Methods Outcomes of patients undergoing the local lung nodule surveillance programme in our hospital from 2004 to 2011 were analysed. Eligibility criteria included initial lung nodules 5–10mm diameter; previous or current smokers; aged 45–75 years old with good performance status. Those with 5 or more nodules more than 5mm diameter, benign calcification, or patients already under follow up, e.g. oncology patients, were excluded. A stamp was placed in the notes and on CT request forms to record and remind clinicians of the criteria. In accordance to our protocol CT scans were performed at 6, 18 and 30 months from the index scan.

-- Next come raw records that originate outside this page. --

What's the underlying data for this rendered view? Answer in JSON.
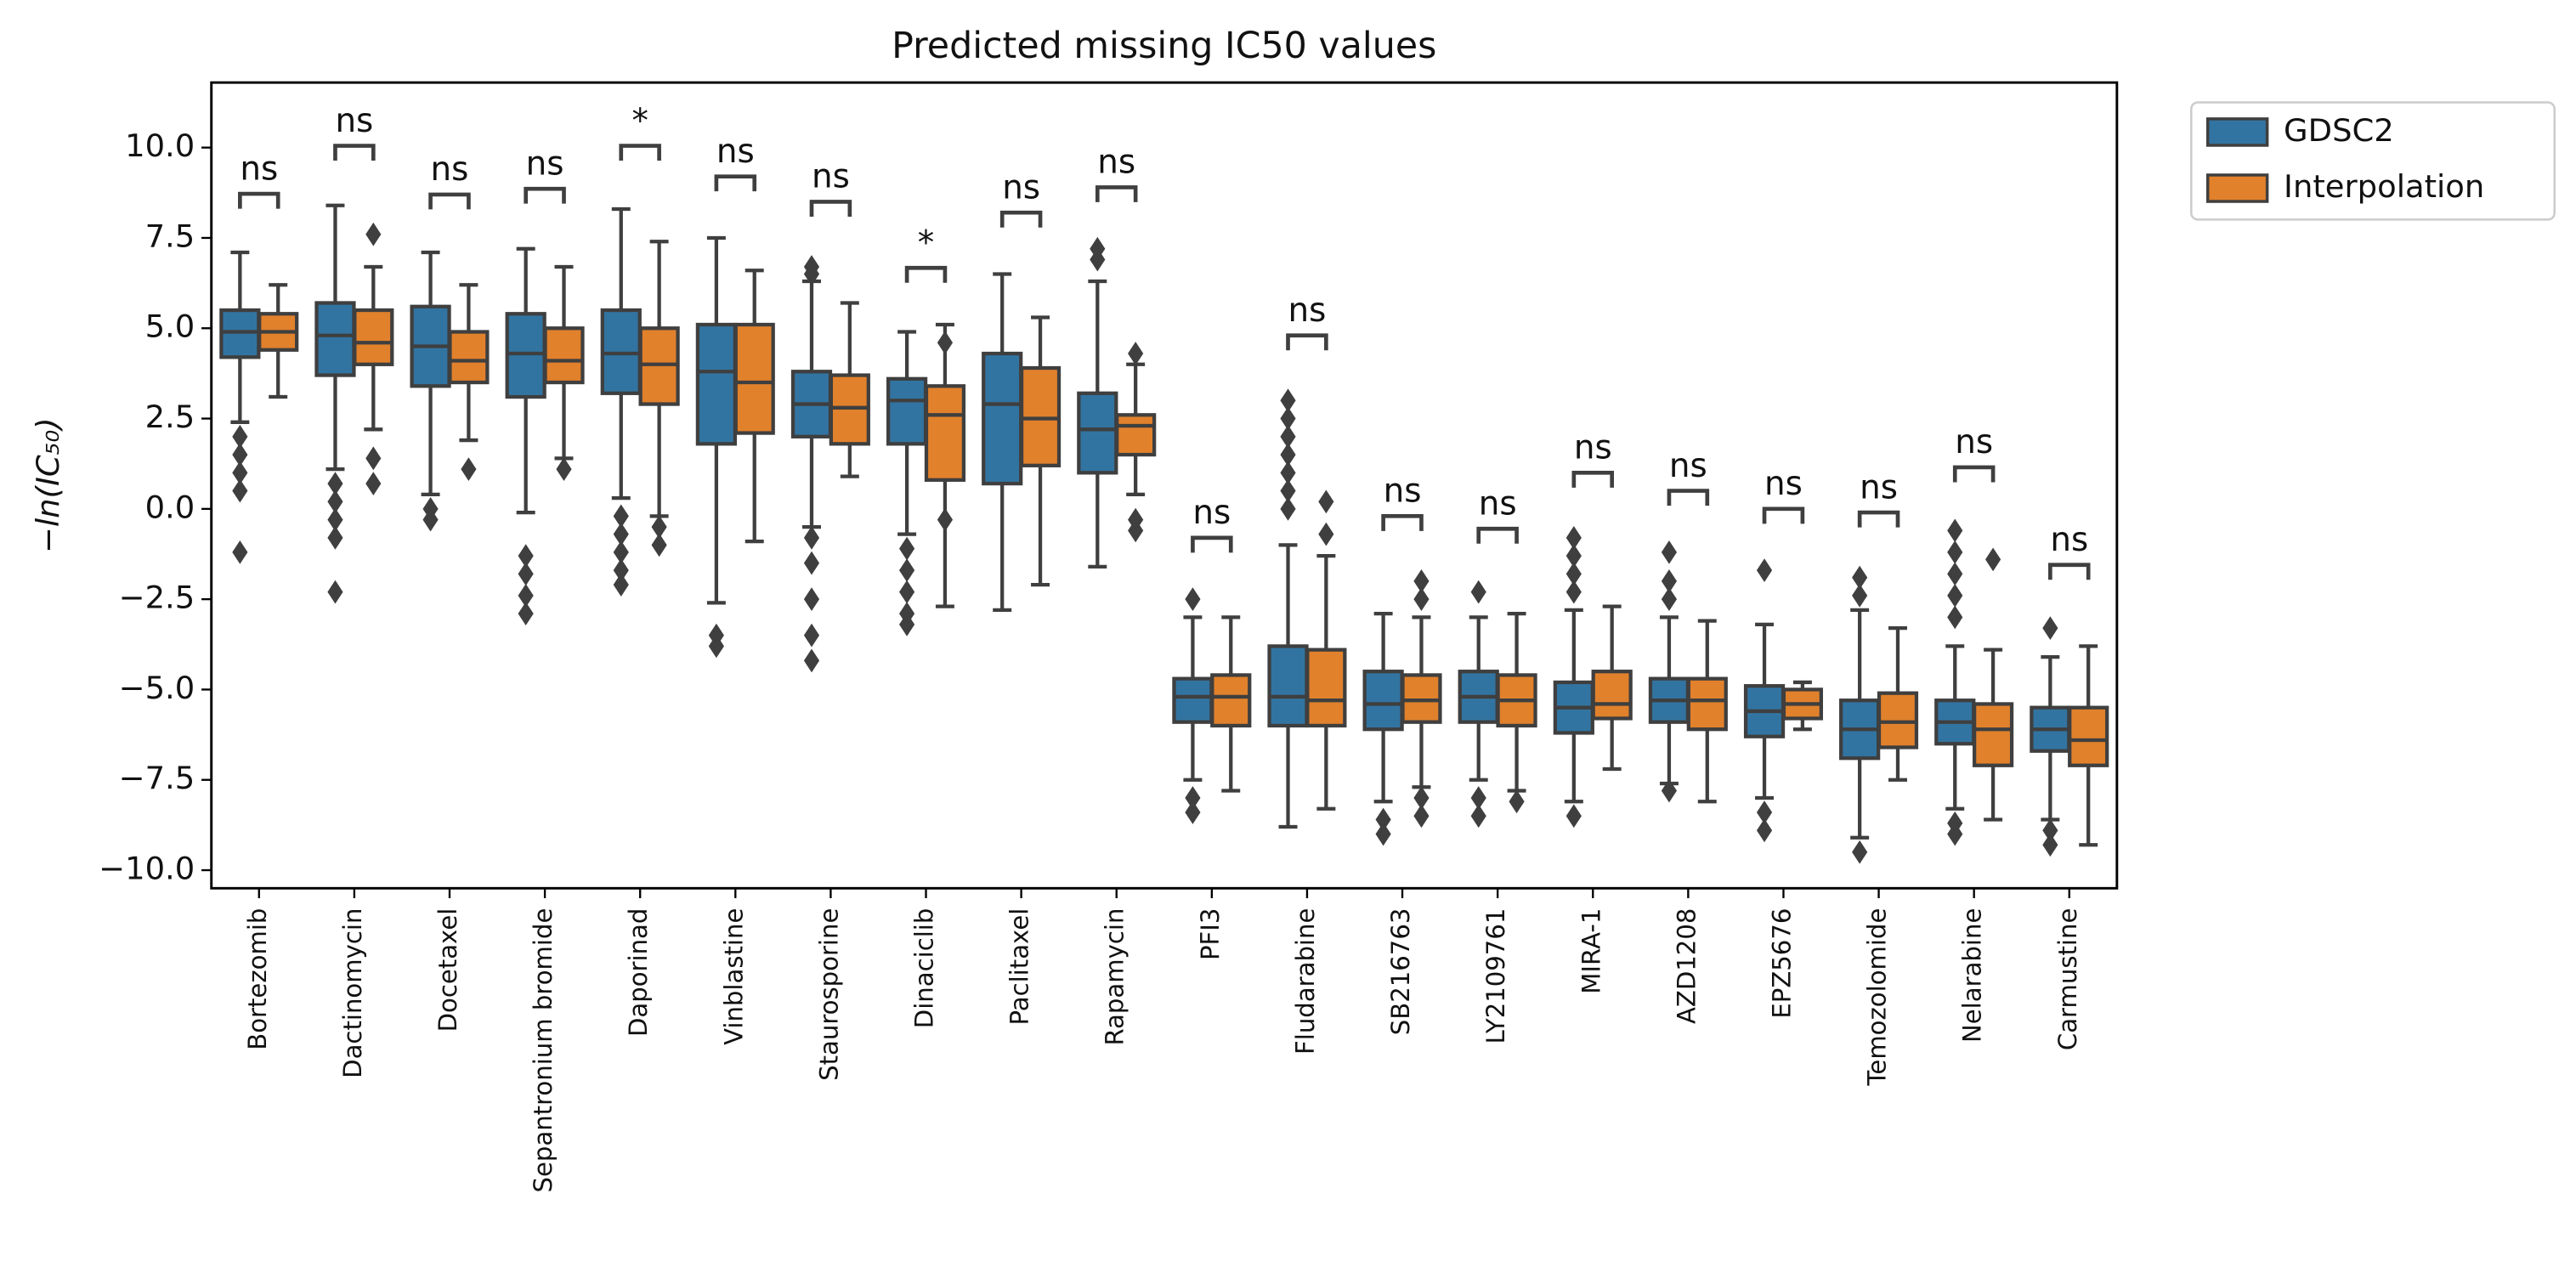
{
  "chart_data": {
    "type": "box",
    "title": "Predicted missing IC50 values",
    "y_label": "−ln(IC₅₀)",
    "categories": [
      "Bortezomib",
      "Dactinomycin",
      "Docetaxel",
      "Sepantronium bromide",
      "Daporinad",
      "Vinblastine",
      "Staurosporine",
      "Dinaciclib",
      "Paclitaxel",
      "Rapamycin",
      "PFI3",
      "Fludarabine",
      "SB216763",
      "LY2109761",
      "MIRA-1",
      "AZD1208",
      "EPZ5676",
      "Temozolomide",
      "Nelarabine",
      "Carmustine"
    ],
    "ylim": [
      -10.5,
      11.8
    ],
    "yticks": [
      {
        "value": 10,
        "label": "10.0"
      },
      7.5,
      {
        "value": 5,
        "label": "5.0"
      },
      2.5,
      {
        "value": 0,
        "label": "0.0"
      },
      {
        "value": -2.5,
        "label": "−2.5"
      },
      {
        "value": -5,
        "label": "−5.0"
      },
      {
        "value": -7.5,
        "label": "−7.5"
      },
      {
        "value": -10,
        "label": "−10.0"
      }
    ],
    "legend": "outside upper right",
    "series": [
      {
        "name": "GDSC2",
        "color": "#3274a1",
        "boxes": [
          {
            "whislo": 2.4,
            "q1": 4.2,
            "med": 4.9,
            "q3": 5.5,
            "whishi": 7.1,
            "fliers": [
              2.0,
              1.5,
              1.0,
              0.5,
              -1.2
            ]
          },
          {
            "whislo": 1.1,
            "q1": 3.7,
            "med": 4.8,
            "q3": 5.7,
            "whishi": 8.4,
            "fliers": [
              0.7,
              0.2,
              -0.3,
              -0.8,
              -2.3
            ]
          },
          {
            "whislo": 0.4,
            "q1": 3.4,
            "med": 4.5,
            "q3": 5.6,
            "whishi": 7.1,
            "fliers": [
              0.0,
              -0.3
            ]
          },
          {
            "whislo": -0.1,
            "q1": 3.1,
            "med": 4.3,
            "q3": 5.4,
            "whishi": 7.2,
            "fliers": [
              -1.3,
              -1.8,
              -2.4,
              -2.9
            ]
          },
          {
            "whislo": 0.3,
            "q1": 3.2,
            "med": 4.3,
            "q3": 5.5,
            "whishi": 8.3,
            "fliers": [
              -0.2,
              -0.7,
              -1.2,
              -1.7,
              -2.1
            ]
          },
          {
            "whislo": -2.6,
            "q1": 1.8,
            "med": 3.8,
            "q3": 5.1,
            "whishi": 7.5,
            "fliers": [
              -3.5,
              -3.8
            ]
          },
          {
            "whislo": -0.5,
            "q1": 2.0,
            "med": 2.9,
            "q3": 3.8,
            "whishi": 6.3,
            "fliers": [
              6.7,
              6.5,
              -0.8,
              -1.5,
              -2.5,
              -3.5,
              -4.2
            ]
          },
          {
            "whislo": -0.7,
            "q1": 1.8,
            "med": 3.0,
            "q3": 3.6,
            "whishi": 4.9,
            "fliers": [
              -1.1,
              -1.7,
              -2.3,
              -2.9,
              -3.2
            ]
          },
          {
            "whislo": -2.8,
            "q1": 0.7,
            "med": 2.9,
            "q3": 4.3,
            "whishi": 6.5,
            "fliers": []
          },
          {
            "whislo": -1.6,
            "q1": 1.0,
            "med": 2.2,
            "q3": 3.2,
            "whishi": 6.3,
            "fliers": [
              7.2,
              6.9
            ]
          },
          {
            "whislo": -7.5,
            "q1": -5.9,
            "med": -5.2,
            "q3": -4.7,
            "whishi": -3.0,
            "fliers": [
              -2.5,
              -8.0,
              -8.4
            ]
          },
          {
            "whislo": -8.8,
            "q1": -6.0,
            "med": -5.2,
            "q3": -3.8,
            "whishi": -1.0,
            "fliers": [
              0.0,
              0.5,
              1.0,
              1.5,
              2.0,
              2.5,
              3.0
            ]
          },
          {
            "whislo": -8.1,
            "q1": -6.1,
            "med": -5.4,
            "q3": -4.5,
            "whishi": -2.9,
            "fliers": [
              -8.6,
              -9.0
            ]
          },
          {
            "whislo": -7.5,
            "q1": -5.9,
            "med": -5.2,
            "q3": -4.5,
            "whishi": -3.0,
            "fliers": [
              -2.3,
              -8.0,
              -8.5
            ]
          },
          {
            "whislo": -8.1,
            "q1": -6.2,
            "med": -5.5,
            "q3": -4.8,
            "whishi": -2.8,
            "fliers": [
              -0.8,
              -1.3,
              -1.8,
              -2.3,
              -8.5
            ]
          },
          {
            "whislo": -7.6,
            "q1": -5.9,
            "med": -5.3,
            "q3": -4.7,
            "whishi": -3.0,
            "fliers": [
              -1.2,
              -2.0,
              -2.5,
              -7.8
            ]
          },
          {
            "whislo": -8.0,
            "q1": -6.3,
            "med": -5.6,
            "q3": -4.9,
            "whishi": -3.2,
            "fliers": [
              -1.7,
              -8.4,
              -8.9
            ]
          },
          {
            "whislo": -9.1,
            "q1": -6.9,
            "med": -6.1,
            "q3": -5.3,
            "whishi": -2.8,
            "fliers": [
              -1.9,
              -2.4,
              -9.5
            ]
          },
          {
            "whislo": -8.3,
            "q1": -6.5,
            "med": -5.9,
            "q3": -5.3,
            "whishi": -3.8,
            "fliers": [
              -0.6,
              -1.2,
              -1.8,
              -2.4,
              -3.0,
              -8.7,
              -9.0
            ]
          },
          {
            "whislo": -8.6,
            "q1": -6.7,
            "med": -6.1,
            "q3": -5.5,
            "whishi": -4.1,
            "fliers": [
              -3.3,
              -8.9,
              -9.3
            ]
          }
        ]
      },
      {
        "name": "Interpolation",
        "color": "#e1812c",
        "boxes": [
          {
            "whislo": 3.1,
            "q1": 4.4,
            "med": 4.9,
            "q3": 5.4,
            "whishi": 6.2,
            "fliers": []
          },
          {
            "whislo": 2.2,
            "q1": 4.0,
            "med": 4.6,
            "q3": 5.5,
            "whishi": 6.7,
            "fliers": [
              7.6,
              1.4,
              0.7
            ]
          },
          {
            "whislo": 1.9,
            "q1": 3.5,
            "med": 4.1,
            "q3": 4.9,
            "whishi": 6.2,
            "fliers": [
              1.1
            ]
          },
          {
            "whislo": 1.4,
            "q1": 3.5,
            "med": 4.1,
            "q3": 5.0,
            "whishi": 6.7,
            "fliers": [
              1.1
            ]
          },
          {
            "whislo": -0.2,
            "q1": 2.9,
            "med": 4.0,
            "q3": 5.0,
            "whishi": 7.4,
            "fliers": [
              -0.5,
              -1.0
            ]
          },
          {
            "whislo": -0.9,
            "q1": 2.1,
            "med": 3.5,
            "q3": 5.1,
            "whishi": 6.6,
            "fliers": []
          },
          {
            "whislo": 0.9,
            "q1": 1.8,
            "med": 2.8,
            "q3": 3.7,
            "whishi": 5.7,
            "fliers": []
          },
          {
            "whislo": -2.7,
            "q1": 0.8,
            "med": 2.6,
            "q3": 3.4,
            "whishi": 5.1,
            "fliers": [
              4.6,
              -0.3
            ]
          },
          {
            "whislo": -2.1,
            "q1": 1.2,
            "med": 2.5,
            "q3": 3.9,
            "whishi": 5.3,
            "fliers": []
          },
          {
            "whislo": 0.4,
            "q1": 1.5,
            "med": 2.3,
            "q3": 2.6,
            "whishi": 4.0,
            "fliers": [
              4.3,
              -0.3,
              -0.6
            ]
          },
          {
            "whislo": -7.8,
            "q1": -6.0,
            "med": -5.2,
            "q3": -4.6,
            "whishi": -3.0,
            "fliers": []
          },
          {
            "whislo": -8.3,
            "q1": -6.0,
            "med": -5.3,
            "q3": -3.9,
            "whishi": -1.3,
            "fliers": [
              -0.7,
              0.2
            ]
          },
          {
            "whislo": -7.7,
            "q1": -5.9,
            "med": -5.3,
            "q3": -4.6,
            "whishi": -3.0,
            "fliers": [
              -2.0,
              -2.5,
              -8.0,
              -8.5
            ]
          },
          {
            "whislo": -7.8,
            "q1": -6.0,
            "med": -5.3,
            "q3": -4.6,
            "whishi": -2.9,
            "fliers": [
              -8.1
            ]
          },
          {
            "whislo": -7.2,
            "q1": -5.8,
            "med": -5.4,
            "q3": -4.5,
            "whishi": -2.7,
            "fliers": []
          },
          {
            "whislo": -8.1,
            "q1": -6.1,
            "med": -5.3,
            "q3": -4.7,
            "whishi": -3.1,
            "fliers": []
          },
          {
            "whislo": -6.1,
            "q1": -5.8,
            "med": -5.4,
            "q3": -5.0,
            "whishi": -4.8,
            "fliers": []
          },
          {
            "whislo": -7.5,
            "q1": -6.6,
            "med": -5.9,
            "q3": -5.1,
            "whishi": -3.3,
            "fliers": []
          },
          {
            "whislo": -8.6,
            "q1": -7.1,
            "med": -6.1,
            "q3": -5.4,
            "whishi": -3.9,
            "fliers": [
              -1.4
            ]
          },
          {
            "whislo": -9.3,
            "q1": -7.1,
            "med": -6.4,
            "q3": -5.5,
            "whishi": -3.8,
            "fliers": []
          }
        ]
      }
    ],
    "annotations": [
      {
        "text": "ns",
        "y": 8.72
      },
      {
        "text": "ns",
        "y": 10.05
      },
      {
        "text": "ns",
        "y": 8.7
      },
      {
        "text": "ns",
        "y": 8.86
      },
      {
        "text": "*",
        "y": 10.05
      },
      {
        "text": "ns",
        "y": 9.2
      },
      {
        "text": "ns",
        "y": 8.5
      },
      {
        "text": "*",
        "y": 6.67
      },
      {
        "text": "ns",
        "y": 8.2
      },
      {
        "text": "ns",
        "y": 8.9
      },
      {
        "text": "ns",
        "y": -0.8
      },
      {
        "text": "ns",
        "y": 4.8
      },
      {
        "text": "ns",
        "y": -0.2
      },
      {
        "text": "ns",
        "y": -0.55
      },
      {
        "text": "ns",
        "y": 1.0
      },
      {
        "text": "ns",
        "y": 0.5
      },
      {
        "text": "ns",
        "y": 0.0
      },
      {
        "text": "ns",
        "y": -0.1
      },
      {
        "text": "ns",
        "y": 1.15
      },
      {
        "text": "ns",
        "y": -1.55
      }
    ]
  }
}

Results 107 patients were followed up but only 63 patients fulfilled the initial inclusion criteria. This shows that despite a pragmatic protocol, clinicians will often interpret it differently when faced with an individual. The commonest reason was nodule size over 10mm. Of those eligible, the outcomes were recorded as to whether nodule confirmed as cancer (positive), nodule size reduced or unchanged over 30 months (negative), surveillance cut short as a clinical decision and those still under surveillance.

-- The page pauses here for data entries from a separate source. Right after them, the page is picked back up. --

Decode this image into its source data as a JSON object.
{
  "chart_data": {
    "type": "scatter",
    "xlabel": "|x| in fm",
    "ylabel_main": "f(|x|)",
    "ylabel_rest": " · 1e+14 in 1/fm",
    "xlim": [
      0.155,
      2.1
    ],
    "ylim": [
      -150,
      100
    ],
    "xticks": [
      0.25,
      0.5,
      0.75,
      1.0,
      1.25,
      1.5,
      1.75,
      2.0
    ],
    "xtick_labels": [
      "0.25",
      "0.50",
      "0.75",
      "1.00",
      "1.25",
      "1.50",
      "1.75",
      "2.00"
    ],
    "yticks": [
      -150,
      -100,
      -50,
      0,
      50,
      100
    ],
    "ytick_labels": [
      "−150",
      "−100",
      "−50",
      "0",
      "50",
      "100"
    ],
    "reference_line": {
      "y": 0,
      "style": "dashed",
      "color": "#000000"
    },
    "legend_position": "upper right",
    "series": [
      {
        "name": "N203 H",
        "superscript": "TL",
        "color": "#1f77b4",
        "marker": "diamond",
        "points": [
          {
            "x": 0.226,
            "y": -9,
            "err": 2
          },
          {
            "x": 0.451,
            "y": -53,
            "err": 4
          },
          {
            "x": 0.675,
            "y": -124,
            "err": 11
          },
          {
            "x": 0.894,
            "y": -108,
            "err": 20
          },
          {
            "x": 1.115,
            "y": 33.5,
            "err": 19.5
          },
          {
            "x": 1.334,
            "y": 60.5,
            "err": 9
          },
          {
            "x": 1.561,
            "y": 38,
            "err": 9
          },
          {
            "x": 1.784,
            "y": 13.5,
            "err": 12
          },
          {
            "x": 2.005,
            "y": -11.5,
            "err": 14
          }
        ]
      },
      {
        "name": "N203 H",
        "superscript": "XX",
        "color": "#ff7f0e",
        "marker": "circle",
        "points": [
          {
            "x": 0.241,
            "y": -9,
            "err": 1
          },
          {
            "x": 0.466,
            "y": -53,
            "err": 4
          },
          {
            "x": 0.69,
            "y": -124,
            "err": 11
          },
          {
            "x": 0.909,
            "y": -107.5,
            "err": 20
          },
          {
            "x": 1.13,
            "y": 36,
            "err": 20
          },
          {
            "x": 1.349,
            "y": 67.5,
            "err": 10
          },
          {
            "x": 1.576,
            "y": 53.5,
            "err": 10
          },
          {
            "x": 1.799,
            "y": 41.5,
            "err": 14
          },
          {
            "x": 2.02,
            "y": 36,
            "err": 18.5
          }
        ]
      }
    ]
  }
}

Of the 63 patients, 2 were found to have lung cancer (see Figure 1). Of those patients who were not eligible, but still underwent the surveillance programme, 6 were found to have cancer. These were not eligible because nodule size was over 10mm.

Conclusions Our study shows that a simple protocol is helpful to clinicians, but will be adapted according to the clinicians’ belief. In our study 3% of nodules 5–10mm were early cancers. Nodules over 10mm, which were bigger than our criteria but followed up within this protocol, were more likely to be cancerous (14%).